I believe you're right Dave. I've got a book showing it located in the middle of the aisle, right in front of the tailplane spar.

Geo


----------



## Marcel (Nov 2, 2014)

Should have posted this thread in the aviation section as it all fits in there. Ah well....

Want to finish the part about the lancaster excavation near my house.
Pictures of the engines.


























Supercharger:





Parachute of sgt Keogh. Sadly not used.


----------



## Gnomey (Nov 2, 2014)

Interesting stuff Marcel!


----------



## Marcel (Nov 8, 2014)

Talked to the guy who found out about the aircraft at my work. He's willing to share the data he has. We're planning on writing an article in the company's magazine. We would like them to authorise a small excavation, so we could identify the aircraft. The area which gives a good signal is 15 by 6 meters. It's possible to make a narrow hole at a specific spot to retrieve some material, hopefully with some serial numbers on it. At least we could identify what aircraft it is. Up until now, no records have been found about a lost single engined aircraft at that spot in that timeframe. Any suggestions are welcome. When I know more, I'll start a thread about it in the aviations section.


----------



## stona (Nov 8, 2014)

Here's the position of the Elsan, much as described by the gentlemen above.







Only ever used as a last resort 

Cheers

Steve


----------



## Marcel (Nov 8, 2014)

Thanks, I found it on my own drawings as well  It was described that while over the target, the content of the Elsan was sometimes added to the released bomb load. Quite effective I think


----------



## bobbysocks (Nov 11, 2014)

lol...i have one of those extendable masts for a dingy! of all the things my dad brought home i could never figure out why he wanted that. i use it for various things at my summer camp...still works fine.


----------



## Marcel (Dec 9, 2014)

Looks like my company is not interested to publish an article. 
They say they don't want to have archeologists to dig for it as it will damage the structure off the soil (we're a vegetable seed company). Thus they also don't want to give any attention to it in the company magazine as they want to keep it secret. 
I told them that as it had been on the newspaper, there 'secret' was already in the open and that ignoring the fact would not make it go away. This in more friendlier words of course.


----------



## Capt. Vick (Dec 9, 2014)

That sucks


----------



## GrauGeist (Dec 9, 2014)

Unfortunately, not everybody shares our passion for aircraft history...


----------



## Airframes (Dec 9, 2014)

A typical capitalist-type reaction. As for damaging the soil, the oils, metals, salts and other nasty materials of the wreck are probably doing more damage to the soil, as they degrade and leech into the sub-soil.

Reactions: Bacon Bacon:
1 | Like List reactions


----------



## Marcel (Dec 9, 2014)

Yup, that's what I thought. Unfortunately I cannot say that. If I want to get though, I'll have to use all my diplomatic skills.

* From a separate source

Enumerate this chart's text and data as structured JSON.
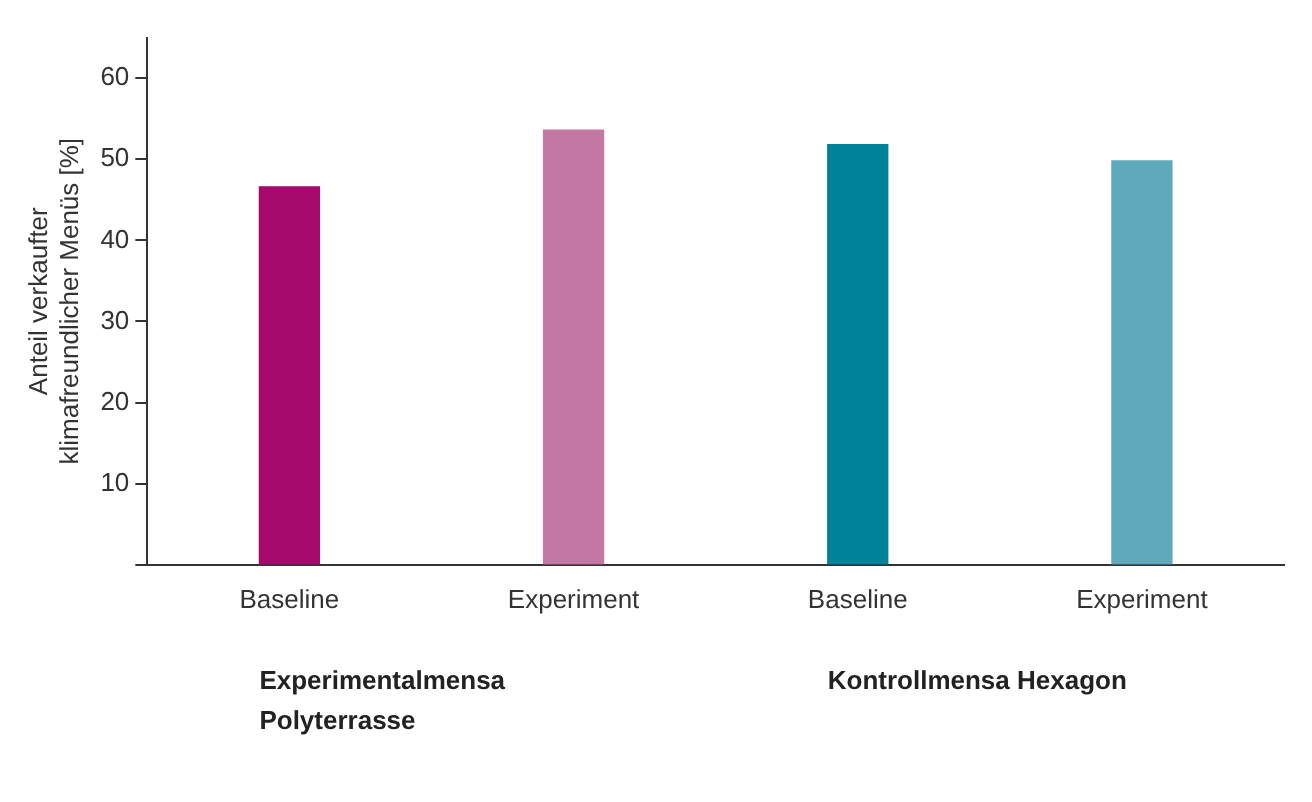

But it's stupid that they want to keep it quiet as it has already been in the newspaper and the local government is planning on putting an info-sign at the location. Keeping it silent will not take the problem away.


----------



## herman1rg (Dec 9, 2014)

I agree with Terry


----------



## DBII (Dec 9, 2014)

Good thread.

DBII


----------



## GrauGeist (Dec 9, 2014)

Perhaps not so much of a "capitalist" thing as it is the fear of losing control of the area to be excavated, especially if something significant were found?

If they don't permit any digging, then things remain "status quo" and perhaps hope that by ignoring what may be under there will make it go away.


----------



## bobbysocks (Dec 9, 2014)

secretly solicit someone outside of the company to start a petition and make some noise to the newspapers that this site should be a monument....


----------



## Gnomey (Dec 9, 2014)

That sucks Marcel.


----------



## Marcel (Dec 11, 2014)

You know, I didn't ask them to allow the excavation, all I wanted is write an article about this young, unknown airman that died on our soil. I think it is a shame that they don't want to cooperate.

They found a new excuse for me. On my last email they answered that "this subject is not specific for the company and the magazine is meant for the communication in the company. We have plenty more better stories to tell which would interest people more than this and there is at the moment no room to place the article."


----------



## GrauGeist (Dec 11, 2014)

This part of the statement: _"...We have plenty more better stories to tell which would interest people more than this..."_ is really effed up.


----------



## Marcel (Dec 11, 2014)

Yup, didn't want to loose my temper, so didn't answer back, yet.


----------